Uma família vive em uma residência isolada em meio a árvores e plantações de milho. Após dias afastada por conta de cirurgias plásticas, a mãe (Susanne Wuest) volta para casa e não é reconhecida pelos filhos gêmeos (Elias e Lukas Schwarz). As crianças, de nove anos, duvidam que a mulher de rosto coberto seja realmente sua mãe.

A produção austríaca de estreia dos roteiristas/diretores Severin Fiala e Veronika Franz, filmada em gloriosos 35mm (como eles mesmos afirmam nos créditos finais), com a fotografia elegante de Martin Gschlacht, atmosférica, com tensão permanente sem a utilização desgastada de jump scares (a transição com susto) e de trilha sonora emocionalmente manipuladora, entra facilmente na minha lista de melhores filmes de terror da década.
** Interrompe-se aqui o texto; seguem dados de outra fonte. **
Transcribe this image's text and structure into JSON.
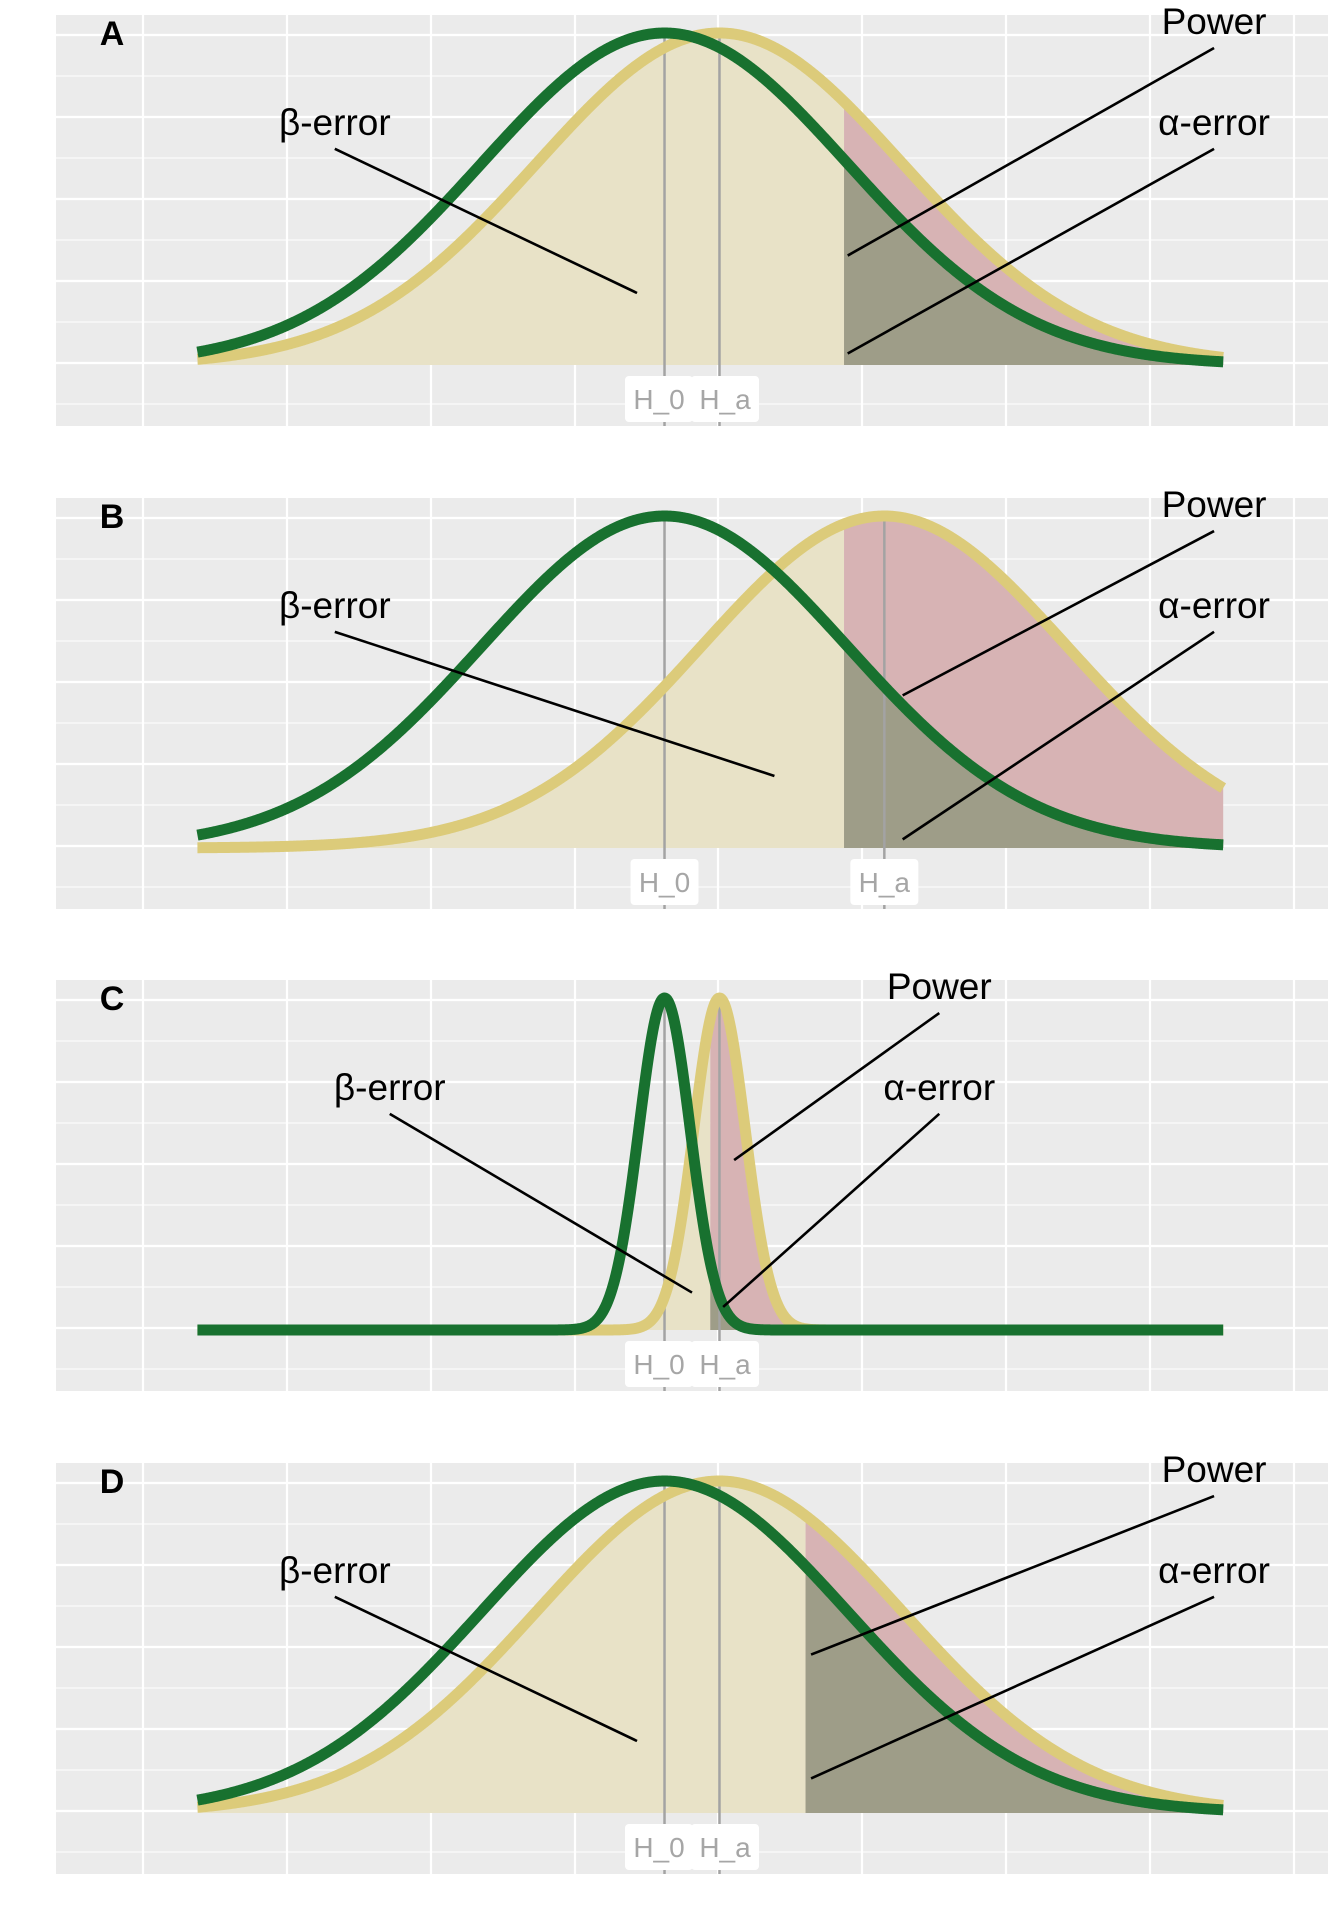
{
  "colors": {
    "panel_bg": "#ebebeb",
    "grid": "#ffffff",
    "h0_curve": "#18712f",
    "ha_curve": "#dccb7a",
    "ha_fill": "#e8e2c7",
    "power_fill": "#d7b3b4",
    "alpha_fill": "#9e9d88",
    "ref_line": "#a3a3a3",
    "label_box": "#ffffff",
    "label_text": "#a6a6a6",
    "annotation": "#000000"
  },
  "chart_data": [
    {
      "type": "line",
      "panel": "A",
      "label": "A",
      "xlim": [
        -3.0,
        3.3
      ],
      "series": [
        {
          "mean": 0.0,
          "sd": 1.0
        },
        {
          "mean": 0.3,
          "sd": 1.0
        }
      ],
      "critical_value": 0.98,
      "ticks": [
        {
          "label": "H_0",
          "x": 0.0
        },
        {
          "label": "H_a",
          "x": 0.3
        }
      ],
      "annotations": [
        {
          "text": "β-error",
          "label_x": -1.8,
          "label_y": 0.82,
          "target_x": -0.15,
          "target_y": 0.25
        },
        {
          "text": "Power",
          "label_x": 3.0,
          "label_y": 1.17,
          "target_x": 1.0,
          "target_y": 0.38
        },
        {
          "text": "α-error",
          "label_x": 3.0,
          "label_y": 0.82,
          "target_x": 1.0,
          "target_y": 0.04
        }
      ]
    },
    {
      "type": "line",
      "panel": "B",
      "label": "B",
      "xlim": [
        -3.0,
        3.3
      ],
      "series": [
        {
          "mean": 0.0,
          "sd": 1.0
        },
        {
          "mean": 1.2,
          "sd": 1.0
        }
      ],
      "critical_value": 0.98,
      "ticks": [
        {
          "label": "H_0",
          "x": 0.0
        },
        {
          "label": "H_a",
          "x": 1.2
        }
      ],
      "annotations": [
        {
          "text": "β-error",
          "label_x": -1.8,
          "label_y": 0.82,
          "target_x": 0.6,
          "target_y": 0.25
        },
        {
          "text": "Power",
          "label_x": 3.0,
          "label_y": 1.17,
          "target_x": 1.3,
          "target_y": 0.53
        },
        {
          "text": "α-error",
          "label_x": 3.0,
          "label_y": 0.82,
          "target_x": 1.3,
          "target_y": 0.03
        }
      ]
    },
    {
      "type": "line",
      "panel": "C",
      "label": "C",
      "xlim": [
        -3.0,
        3.3
      ],
      "series": [
        {
          "mean": 0.0,
          "sd": 0.14
        },
        {
          "mean": 0.3,
          "sd": 0.14
        }
      ],
      "critical_value": 0.25,
      "ticks": [
        {
          "label": "H_0",
          "x": 0.0
        },
        {
          "label": "H_a",
          "x": 0.3
        }
      ],
      "annotations": [
        {
          "text": "β-error",
          "label_x": -1.5,
          "label_y": 0.82,
          "target_x": 0.15,
          "target_y": 0.13
        },
        {
          "text": "Power",
          "label_x": 1.5,
          "label_y": 1.17,
          "target_x": 0.38,
          "target_y": 0.59
        },
        {
          "text": "α-error",
          "label_x": 1.5,
          "label_y": 0.82,
          "target_x": 0.32,
          "target_y": 0.08
        }
      ]
    },
    {
      "type": "line",
      "panel": "D",
      "label": "D",
      "xlim": [
        -3.0,
        3.3
      ],
      "series": [
        {
          "mean": 0.0,
          "sd": 1.0
        },
        {
          "mean": 0.3,
          "sd": 1.0
        }
      ],
      "critical_value": 0.77,
      "ticks": [
        {
          "label": "H_0",
          "x": 0.0
        },
        {
          "label": "H_a",
          "x": 0.3
        }
      ],
      "annotations": [
        {
          "text": "β-error",
          "label_x": -1.8,
          "label_y": 0.82,
          "target_x": -0.15,
          "target_y": 0.25
        },
        {
          "text": "Power",
          "label_x": 3.0,
          "label_y": 1.17,
          "target_x": 0.8,
          "target_y": 0.55
        },
        {
          "text": "α-error",
          "label_x": 3.0,
          "label_y": 0.82,
          "target_x": 0.8,
          "target_y": 0.12
        }
      ]
    }
  ]
}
  • Os próximos parágrafos terão SPOILERS, então recomendo que volte ao texto após a sessão.

O roteiro inteligentemente respeita a capacidade cognitiva do público e permite que cada espectador elabore variadas interpretações sobre os acontecimentos, mas algumas pistas preciosas são dadas sutilmente em momentos que podem passar despercebidos na primeira vez.

Escolher iniciar com o trecho da cena final do clássico alemão “A Família Trapp” (1956), de Wolfgang Liebeneiner, que inspirou o norte-americano “A Noviça Rebelde” (1965), mostrando a noviça Maria (Ruth Leuwerik) entoando uma canção de ninar com seus filhos adotivos, estabelece o tom e sinaliza o leitmotiv da farsa necessária como forma de superar/enfrentar um problema.
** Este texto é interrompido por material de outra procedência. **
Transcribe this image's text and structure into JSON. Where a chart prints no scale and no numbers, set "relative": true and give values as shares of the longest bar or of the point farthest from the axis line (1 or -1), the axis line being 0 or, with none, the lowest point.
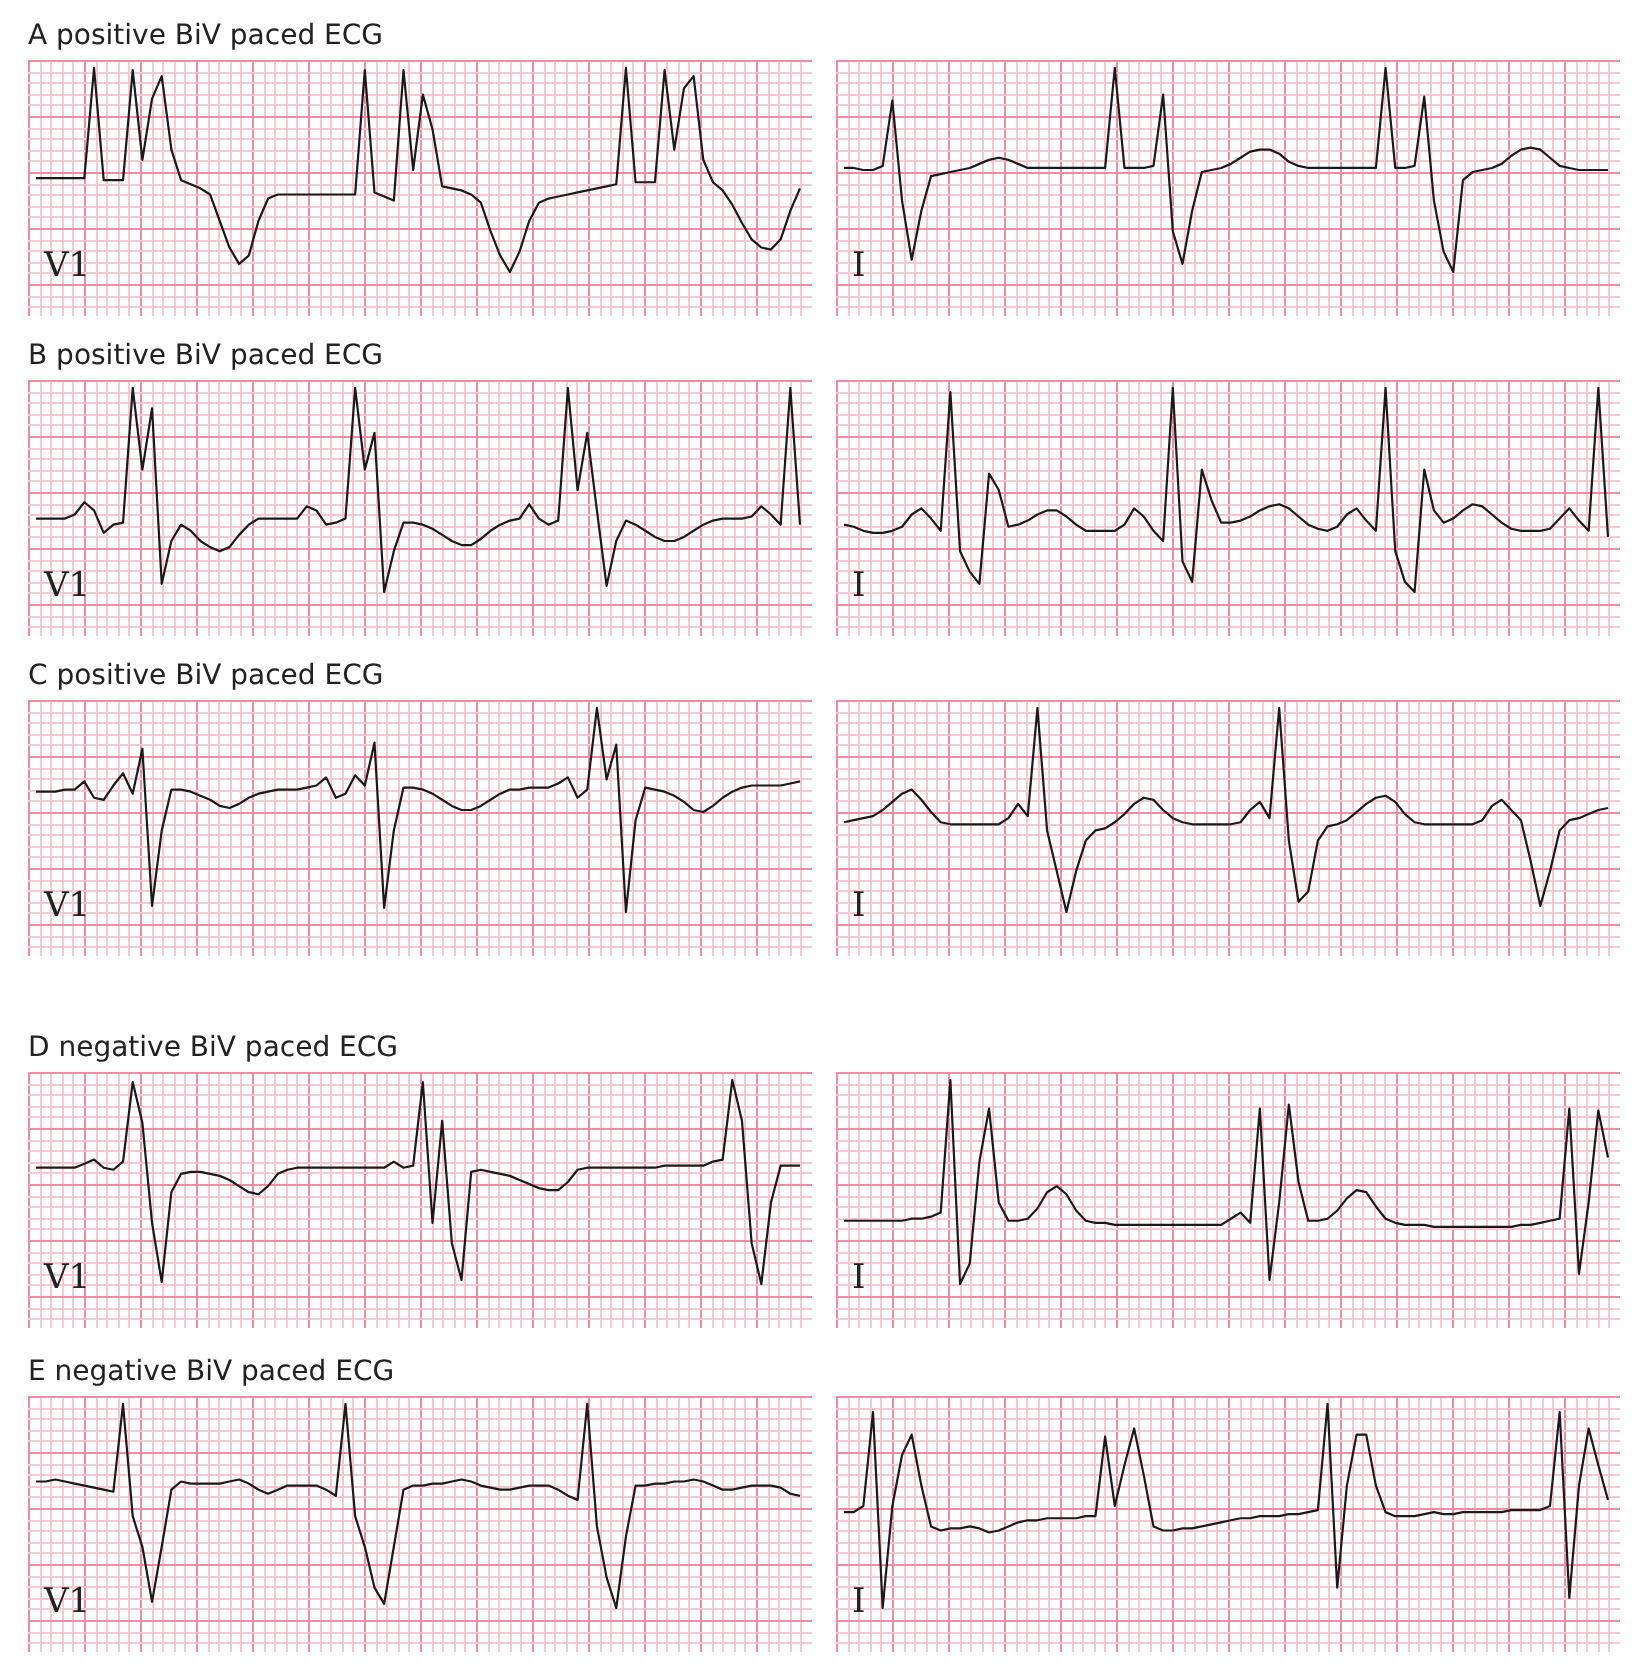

A reação da mãe ao ver um isqueiro no quarto do filho, por exemplo, assim como a preocupação dela em reafirmar que o menino não deve se sentir culpado, sugerem claramente que o falecimento de Lukas e as cirurgias plásticas necessárias na mãe ocorreram por causa de um incêndio acidental provocado por Elias. O jovem, já psicologicamente perturbado, incapaz de lidar com a tragédia e o divórcio dos pais, fica ainda mais perigoso, sem qualquer freio moral. A mãe, uma apresentadora televisiva (informação revelada rapidamente em uma brincadeira pueril), acabou se mudando para um local isolado de tudo, já que obviamente a imprensa transformaria sua vida num inferno buscando vender jornais.

A forma como o terceiro ato se desenrola remete aos tempos áureos em que o gênero era pensado para adultos e jovens psicologicamente maduros, algo em extinção. Quando você procura a opinião da garotada de hoje sobre o filme nas redes sociais, chega a dar real medo do futuro, vários não conseguiram entender nem a sequência obviamente onírica (talvez não saibam nem o significado da palavra) da mãe na floresta, falharam em perceber a linguagem visual clássica que sucede o sonho, aula de montagem básica, a tomada dos meninos acordando e encarando a câmera com olhos arregalados. A rasa capacidade de dedução dos receptores atuais explica a postura imediatista da indústria, por conseguinte, a má qualidade de boa parte do que é produzido pela indústria.

É fundamental que obras como “Boa Noite, Mamãe” recebam atenção e, com sorte, ajudem a formar uma nova geração mais criteriosa de fãs do gênero.

Octavio Caruso

Viva você também este sonho...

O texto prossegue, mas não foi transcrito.